In light of the tortuosity of the pathway of the fracture, wellbore fluids require higher pumping rates and pressures in order that the fluid may surpass frictional forces created by the path. A common method to improve injection pressure prior to the fracturing treatment has been to pump small volumes (typically less than 10 bbls) of hydrochloric (HCl) or organic acid as “spearheads” in front of the fracturing treatment for the purpose of dissolving carbonate material and other soluble materials plugging the perforations.
High tortuosity can severely impact the effectiveness of multi-zone hydraulic fracturing treatments. In some cases, recovery of fluids from a zone is prohibited in light of the expense and time in combating tortuosity. In such cases, despite the zone having a promising return of fluid, the operator may make no attempt to recover any fluid from the zone. In other cases, a zone having the potential of high fluid return is sealed and isolated before the maximum amount of fluid is recovered.
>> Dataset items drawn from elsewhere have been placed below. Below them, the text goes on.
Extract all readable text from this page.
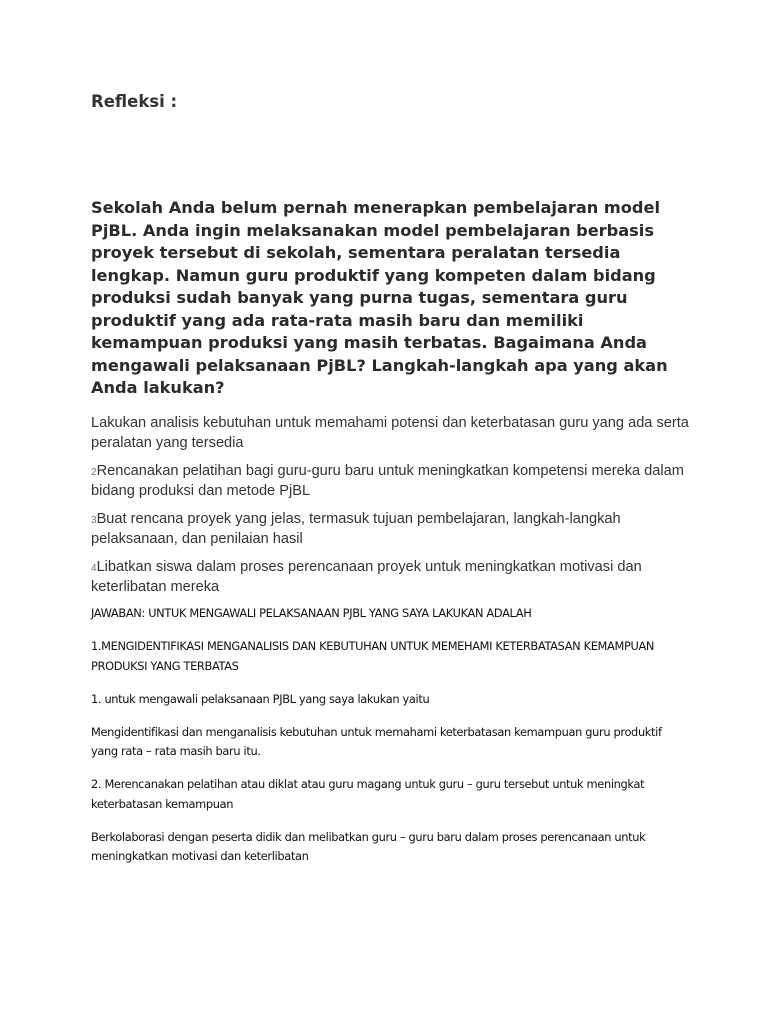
Refleksi :

Sekolah Anda belum pernah menerapkan pembelajaran model PjBL. Anda ingin melaksanakan model pembelajaran berbasis proyek tersebut di sekolah, sementara peralatan tersedia lengkap. Namun guru produktif yang kompeten dalam bidang produksi sudah banyak yang purna tugas, sementara guru produktif yang ada rata-rata masih baru dan memiliki kemampuan produksi yang masih terbatas. Bagaimana Anda mengawali pelaksanaan PjBL? Langkah-langkah apa yang akan Anda lakukan?

Lakukan analisis kebutuhan untuk memahami potensi dan keterbatasan guru yang ada serta peralatan yang tersedia

2Rencanakan pelatihan bagi guru-guru baru untuk meningkatkan kompetensi mereka dalam bidang produksi dan metode PjBL

3Buat rencana proyek yang jelas, termasuk tujuan pembelajaran, langkah-langkah pelaksanaan, dan penilaian hasil

4Libatkan siswa dalam proses perencanaan proyek untuk meningkatkan motivasi dan keterlibatan mereka

JAWABAN: UNTUK MENGAWALI PELAKSANAAN PJBL YANG SAYA LAKUKAN ADALAH

1.MENGIDENTIFIKASI MENGANALISIS DAN KEBUTUHAN UNTUK MEMEHAMI KETERBATASAN KEMAMPUAN PRODUKSI YANG TERBATAS

1. untuk mengawali pelaksanaan PJBL yang saya lakukan yaitu

Mengidentifikasi dan menganalisis kebutuhan untuk memahami keterbatasan kemampuan guru produktif yang rata – rata masih baru itu.

2. Merencanakan pelatihan atau diklat atau guru magang untuk guru – guru tersebut untuk meningkat keterbatasan kemampuan

Berkolaborasi dengan peserta didik dan melibatkan guru – guru baru dalam proses perencanaan untuk meningkatkan motivasi dan keterlibatan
High tortuosity during a fracture treatment further increases the surface treating pressure and consequently the injection pressure and hydraulic horsepower required to perform the fracturing treatment. Typically at in-situ conditions when stresses re-orient the direction of the fracture, increased pressure is needed in order to pump fluids into the fractures. This is especially the case when the well being treated is tight and/or likely to exhibit fractures with high tortuosity. In some cases, the required surface treating pressure for fracturing may exceed the surface equipment limitations, preventing a fracturing treatment from being performed.
Tortuosity also increases the risk of a premature screenout (early job termination) due to proppant bridging in the near-wellbore region. For this reason, the concentration of proppant may be lowered than what would otherwise be desired in order to avoid an early screenout, premature job termination and costly clean-out operation of the proppant from the wellbore before the fracturing of the next zone can be performed. The choking effect attributable to the complex fracture geometry near the wellbore can also significantly reduce productivity of the well.
Traditional methods of mitigating pre-existing tortuosity problems have included the pumping of proppant slugs (such as sand slugs) and/or viscous fluids into the fracture, re-perforating the fracture and sand-jetting. The most common have been the use of proppant slugs to either erode the fracture system or plug the less-conductive fractures and the pumping of highly viscous fluids to create extra fracture width. With both of these techniques, the proppant slug or viscous fluid is injected at fracturing rate and pressure and is proceeded by a step-down diagnostic injection/pressure falloff test to measure the amount of remaining tortuosity. The risk of screenout is often increased by pumping of proppant slugs. This may result in a costly and time-consuming clean-out in order to remove the sand from the wellbore before fracturing operations may be resumed. In severe cases where little or no improvement is shown, the perforated interval is isolated or abandoned and a new interval perforated with a different method with the hope of creating less tortuosity. The process is logistically complicated and requires tremendous time and the introduction of a high volume of fluid into each interval to be fractured.
Alternatives have therefore been sought for fracturing subterranean formations in multiple zones wherein at least one of the zones is impacted by high tortuosity. It is desirable that alternatives developed will not only improve fracturing efficiency but further be more operationally efficient by requiring less time and less expenditure than those presently offered.